Pytorch vs CNTK on Windows

Hi all,

I am working on a previously developed system on Windows using CNTK in C++ code at inference time. I am considering switching it to the PyTorch.

  • Is there any performance comparison on Windows between CNTK and PyTorch (C++)?
  • Is PyTorch reliably tested on Windows, especially using traced network in C++?

Note: I really cannot move away from Windows due to other issues.

Thank you

I’m not sure if there is a performance comparison.
We run tests in the CI also on Windows machines, so it should be tested.
@peterjc123 might chime in on this topic as the expert. :wink:

1 Like

I didn’t use CNTK either.

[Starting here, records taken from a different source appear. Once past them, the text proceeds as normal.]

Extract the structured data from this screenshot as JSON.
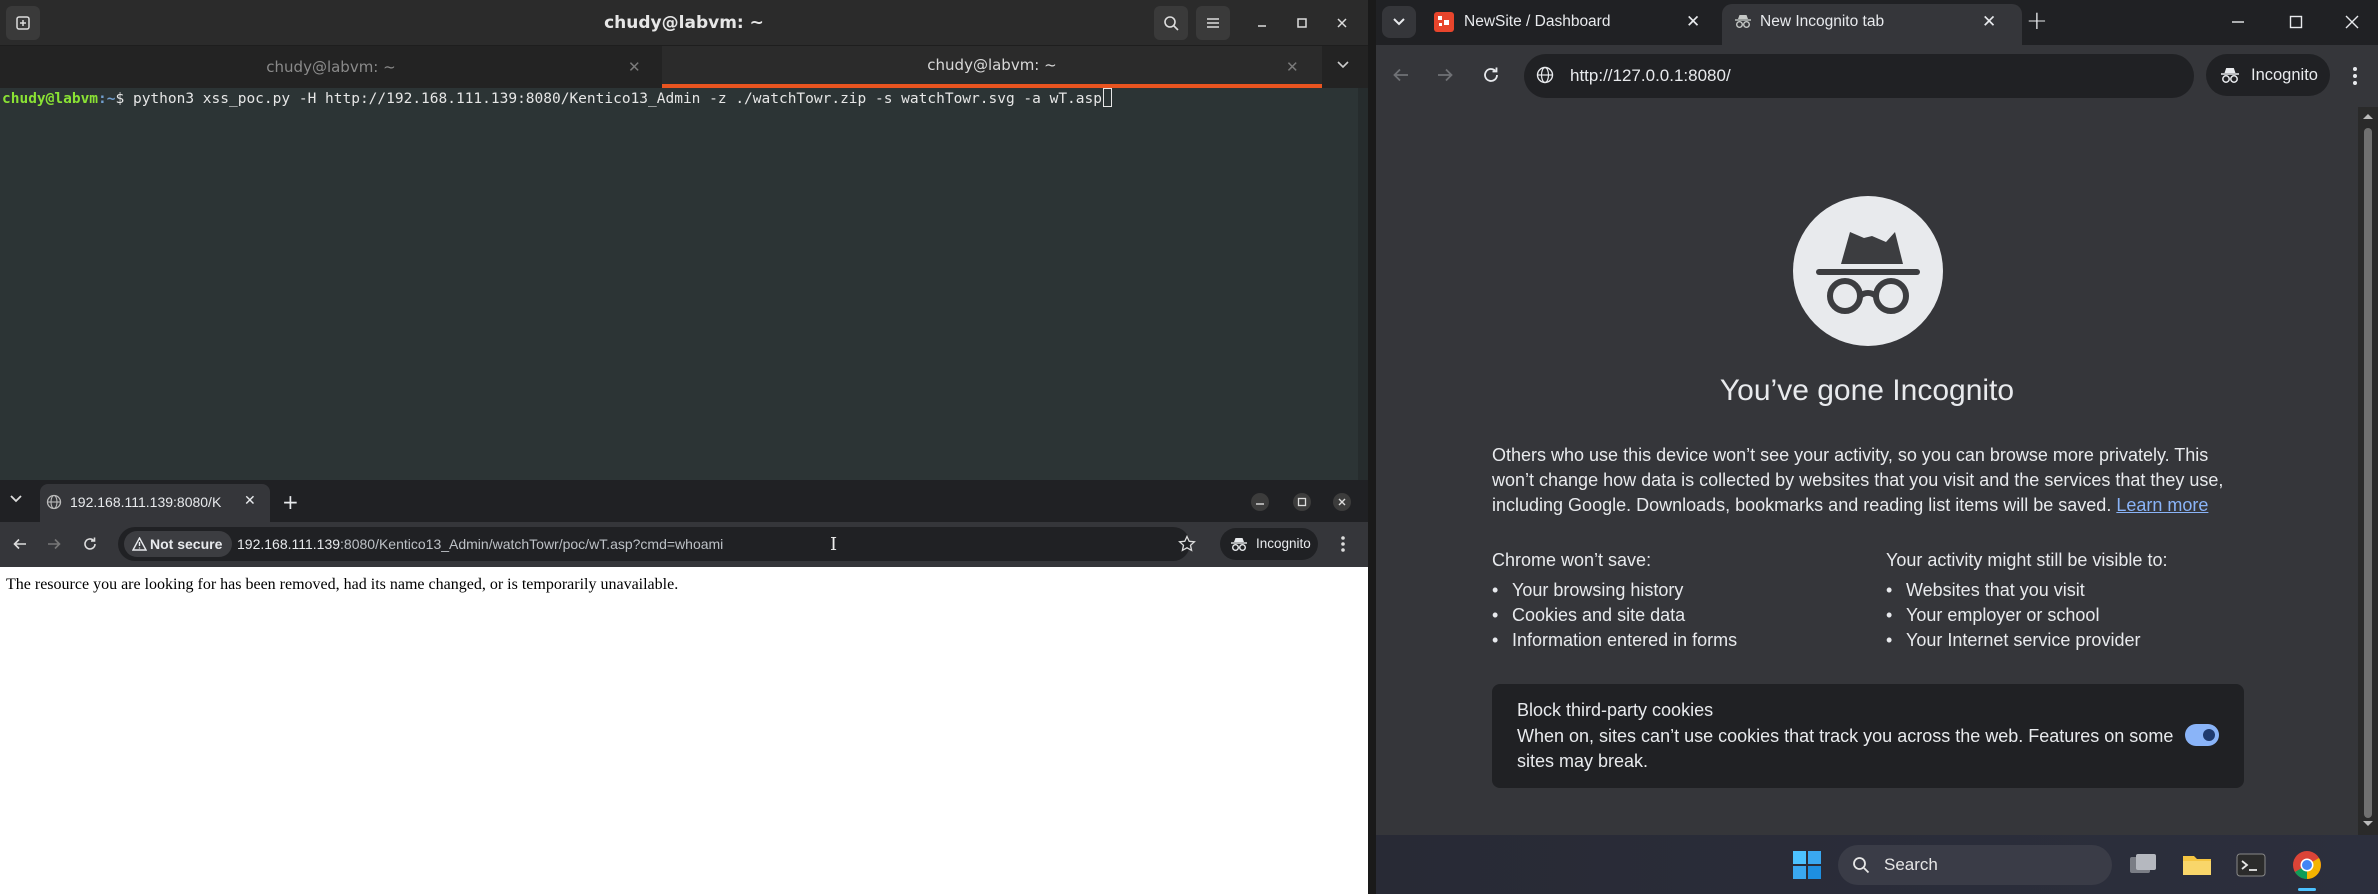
{
  "terminal": {
    "title": "chudy@labvm: ~",
    "tabs": [
      {
        "label": "chudy@labvm: ~"
      },
      {
        "label": "chudy@labvm: ~"
      }
    ],
    "prompt_user": "chudy@labvm",
    "prompt_path": ":~",
    "prompt_symbol": "$",
    "command": "python3 xss_poc.py -H http://192.168.111.139:8080/Kentico13_Admin -z ./watchTowr.zip -s watchTowr.svg -a wT.asp"
  },
  "small_browser": {
    "tab_title": "192.168.111.139:8080/K",
    "security_label": "Not secure",
    "url_host": "192.168.111.139",
    "url_rest": ":8080/Kentico13_Admin/watchTowr/poc/wT.asp?cmd=whoami",
    "incognito_label": "Incognito",
    "page_text": "The resource you are looking for has been removed, had its name changed, or is temporarily unavailable."
  },
  "browser": {
    "tabs": [
      {
        "title": "NewSite / Dashboard"
      },
      {
        "title": "New Incognito tab"
      }
    ],
    "url": "http://127.0.0.1:8080/",
    "incognito_label": "Incognito",
    "incognito_page": {
      "heading": "You’ve gone Incognito",
      "intro": "Others who use this device won’t see your activity, so you can browse more privately. This won’t change how data is collected by websites that you visit and the services that they use, including Google. Downloads, bookmarks and reading list items will be saved.",
      "learn_more": "Learn more",
      "wont_save_heading": "Chrome won’t save:",
      "wont_save": [
        "Your browsing history",
        "Cookies and site data",
        "Information entered in forms"
      ],
      "visible_heading": "Your activity might still be visible to:",
      "visible_to": [
        "Websites that you visit",
        "Your employer or school",
        "Your Internet service provider"
      ],
      "cookies_title": "Block third-party cookies",
      "cookies_desc": "When on, sites can’t use cookies that track you across the web. Features on some sites may break.",
      "cookies_enabled": true
    }
  },
  "taskbar": {
    "search_label": "Search",
    "icons": [
      "windows-start-icon",
      "task-view-icon",
      "file-explorer-icon",
      "terminal-icon",
      "chrome-icon"
    ]
  },
  "colors": {
    "ubuntu_accent": "#e95420",
    "prompt_green": "#8ae234",
    "prompt_blue": "#729fcf",
    "link_blue": "#8ab4f8"
  }
}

As for traced networks, it should be tested in CI.

2 Likes

Thank you.

I did a test on Windows, C++ inference time to compare the performance of PyTorch and CNTK. Unfortunately, CNTK seems to be faster! I just simply create a tensor and pass it through a traced network. I tested with resnet50, resnet18 and vgg16. Loading the model takes MUCH longer using Pytorch but that is ok. Forwarding is worse using PyTorch!
My GPU is GTX 1050.
This is the code:

int num = 1000;
std::string smodel = "address/resnet18_cuda_trace.pt";
torch::jit::script::Module module = torch::jit::load(net_path_.c_str());    
    
auto start = std::chrono::high_resolution_clock::now();

for (int times = 0; times < num; times++) {
     auto ten = torch::ones({ 1, 3, 224, 224 }, torch::kCUDA);
     std::vector<torch::jit::IValue> inputs;
     inputs.push_back(ten);
     at::Tensor out = module.forward({ inputs }).toTensor().to(torch::kCPU);
  }
    
  auto finish = std::chrono::high_resolution_clock::now();
  auto msSinceStart = std::chrono::duration_cast<std::chrono::milliseconds>(finish - start).count();

  std::cout << msSinceStart << "  " << out.sizes() << std::endl;

Is there anything I can do to make this simple code faster?

Did you use the same libs (CUDA, cudnn, etc.) for both frameworks?
Depending on your work load and the used libs, you might get different results.

Also, how large is the difference for which models?

If you’re only doing inference you could also consider exporting your model via ONNX and doing inference with ONNX Runtime. If you’re tightly integrated with windows you might benefit from the WinRT APIs distributed as part of the OS.
You’ll probably want to do some benchmarks for your use case, but I’ve found ORT to generally have excellent performance even without tuning. PyTorch for trainig+development and ORT for deployment is a pretty good combo :slight_smile:

1 Like